(AP) -- It was a tailgate party for the ages. They came packing tents and camp chairs, coolers and snacks, Sodoku books and laptops, parking cars and RVs in almost every available space along U.S. 1 to witness history blasting off in the haze across the Indian River.
The mood was festive but a little wistful Friday as they waited for Atlantis to lift off, the nation's final space shuttle launch after 30 years and 135 missions.
After fretful hours of watching the cloudy, threatening skies, they were rewarded. Packed body-to-body along the river, they counted down the last 10 seconds before the launch, about 10 miles away. A cheer arose as billowing smoke appeared, then the ball of fire as the shuttle sped into the clouds.
After a delay, came the ground-shaking roar thundering across the water and through the throng.
"It's just such a majestic sight," said 24-year-old Jessica Andes, from Celebration, Fla. "We'll never see it again."
NASA expected before launch about 750,000 to 1 million people to descend on the region. The Brevard County Sheriff's Office declined to make a guess on Friday. But a spokesman, Lt. Todd Maddox, noted there was total gridlock, no traffic moving more than an hour after launch.
David Hill, 52, and his 15-year-old daughter, Tanya, got in their red Subaru Outback Tuesday and drove down from Sutton, N.H. They arrived at 6 a.m. Friday and wedged their car in among the others parked in all directions along the highway. They came two years ago to see a launch and missed it because it was canceled.
"I wanted to feel the power of 7 million pounds of thrust coming across that water there, I wanted to feel it on my chest," said Hill, who drives a school bus back home. "I wanted to experience it. You can't experience it watching NASA TV. That's why we're here. If we don't do it now, we never will."
Ed Gerrish and five members of his family arrived Thursday night from North Port, Fla., on the other side of the state, parking their hulking RV along U.S. 1, just feet from the river. They promptly got it stuck in the sand so had to stay put.
"It's the end of something that a lot of us have grown up with," said Gerrish, a 45-year-old equipment operator who was seeing his first shuttle launch after putting it off for years. "I don't know if an opportunity to see something like this is going to come along again. ... It's sad. A lot of people don't understand why they're going the way they are. You grow up with something like this, and it's just sad to see it go away."
At the Dogs 'R' Us restaurant across the road, the sign out front said "God Speed Atlantis," adding helpfully that "Kids Eat Free." Cars were parked in all directions in the restaurant lot, and shuttle watchers staked out available ground with their camp chairs and blankets. A vendor sold T-shirts commemorating the final shuttle mission from beneath a tent nearby
Jennifer Caslick, from Ontario, Canada, noted that the happiness and excitement in the air was tinged with the sad realization that the shuttle era was ending.

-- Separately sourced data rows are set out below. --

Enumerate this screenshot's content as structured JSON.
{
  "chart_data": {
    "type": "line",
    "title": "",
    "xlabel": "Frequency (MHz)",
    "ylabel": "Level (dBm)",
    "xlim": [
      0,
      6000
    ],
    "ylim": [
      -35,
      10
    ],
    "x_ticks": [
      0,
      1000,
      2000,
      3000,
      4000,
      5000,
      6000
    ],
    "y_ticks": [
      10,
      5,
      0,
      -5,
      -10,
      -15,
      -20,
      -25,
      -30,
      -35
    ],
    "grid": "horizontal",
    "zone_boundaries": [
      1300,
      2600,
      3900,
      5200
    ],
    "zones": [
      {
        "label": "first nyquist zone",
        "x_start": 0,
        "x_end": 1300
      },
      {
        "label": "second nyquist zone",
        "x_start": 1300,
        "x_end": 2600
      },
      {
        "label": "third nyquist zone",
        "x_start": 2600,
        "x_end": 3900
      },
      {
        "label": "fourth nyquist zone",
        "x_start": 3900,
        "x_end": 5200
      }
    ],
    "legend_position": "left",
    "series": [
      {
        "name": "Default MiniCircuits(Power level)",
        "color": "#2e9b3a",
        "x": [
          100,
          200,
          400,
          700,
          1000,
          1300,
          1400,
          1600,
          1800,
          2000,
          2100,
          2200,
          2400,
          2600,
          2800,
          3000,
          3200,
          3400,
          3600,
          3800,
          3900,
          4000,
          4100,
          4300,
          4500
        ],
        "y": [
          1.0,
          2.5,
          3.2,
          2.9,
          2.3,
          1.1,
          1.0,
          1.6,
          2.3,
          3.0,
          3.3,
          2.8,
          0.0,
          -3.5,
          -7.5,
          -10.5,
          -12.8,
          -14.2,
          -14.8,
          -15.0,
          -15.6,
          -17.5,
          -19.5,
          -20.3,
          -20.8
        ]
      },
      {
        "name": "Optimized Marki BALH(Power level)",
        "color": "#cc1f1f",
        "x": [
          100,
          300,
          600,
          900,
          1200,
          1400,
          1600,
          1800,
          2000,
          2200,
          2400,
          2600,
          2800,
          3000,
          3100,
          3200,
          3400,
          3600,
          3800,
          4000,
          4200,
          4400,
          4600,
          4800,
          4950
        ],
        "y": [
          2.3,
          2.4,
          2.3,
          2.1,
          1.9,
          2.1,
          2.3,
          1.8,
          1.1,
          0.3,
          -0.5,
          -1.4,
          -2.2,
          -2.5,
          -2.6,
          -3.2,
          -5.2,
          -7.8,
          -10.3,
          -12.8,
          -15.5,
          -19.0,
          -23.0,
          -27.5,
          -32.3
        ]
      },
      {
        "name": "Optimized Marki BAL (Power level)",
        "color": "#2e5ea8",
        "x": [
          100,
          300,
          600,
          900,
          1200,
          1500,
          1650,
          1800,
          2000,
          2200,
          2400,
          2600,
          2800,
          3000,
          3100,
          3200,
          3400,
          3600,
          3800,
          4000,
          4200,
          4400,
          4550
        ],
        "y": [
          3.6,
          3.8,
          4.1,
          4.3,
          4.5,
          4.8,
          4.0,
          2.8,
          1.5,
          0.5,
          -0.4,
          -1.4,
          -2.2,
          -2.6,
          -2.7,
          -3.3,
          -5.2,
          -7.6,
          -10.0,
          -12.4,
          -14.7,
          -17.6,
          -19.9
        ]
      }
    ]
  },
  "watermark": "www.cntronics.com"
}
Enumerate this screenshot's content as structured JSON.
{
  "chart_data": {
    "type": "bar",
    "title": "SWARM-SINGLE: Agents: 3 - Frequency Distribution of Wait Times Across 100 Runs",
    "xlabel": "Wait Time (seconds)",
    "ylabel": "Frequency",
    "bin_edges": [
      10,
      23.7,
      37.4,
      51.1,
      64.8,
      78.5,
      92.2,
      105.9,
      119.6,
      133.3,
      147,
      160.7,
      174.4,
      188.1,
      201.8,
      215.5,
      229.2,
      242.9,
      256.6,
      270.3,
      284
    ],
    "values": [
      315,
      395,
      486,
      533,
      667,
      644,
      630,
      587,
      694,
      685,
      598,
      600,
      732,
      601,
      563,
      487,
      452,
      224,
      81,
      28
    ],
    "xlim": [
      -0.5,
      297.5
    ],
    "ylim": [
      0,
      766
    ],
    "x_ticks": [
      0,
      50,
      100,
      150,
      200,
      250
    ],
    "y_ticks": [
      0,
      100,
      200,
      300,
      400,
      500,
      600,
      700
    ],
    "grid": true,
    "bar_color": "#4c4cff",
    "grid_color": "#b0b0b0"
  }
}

"It's unfortunate that there isn't something to replace it," said Caslick, 35. But maybe all this interest "will give them a little more push to getting something going that can be just as supported as the space shuttle program was."
Caslick drove two days with her husband Todd to get here. They slept in the car and got up before dawn to stake out a prime viewing spot at the end of the long dock near Rotary Riverfront Park, surrounded by hundreds of others who had the same idea. They had lost their 7-year-old son Benjamin, who had cerebral palsy, in April and had uploaded his photo to a NASA website so it could taken into space aboard Atlantis.
"We wanted to be here to see it go," she said.
After its 12-day, 4-million-mile mission, Atlantis will join Discovery and Endeavour in retirement, so NASA can focus on sending astronauts to asteroids and Mars. Private companies will take over the business of getting space station cargo and crews to orbit.
"I'm a little bit sad about it, and a little bit wistful," said Jennifer Cardwell who came with her husband John and two young sons from Fairhope, Ala. "I've grown up with it. The space shuttle lifted off when I was a little girl for the first time, and now for it to be ending and not knowing that there was going to be anything after it. That's why it was so important for me to be here."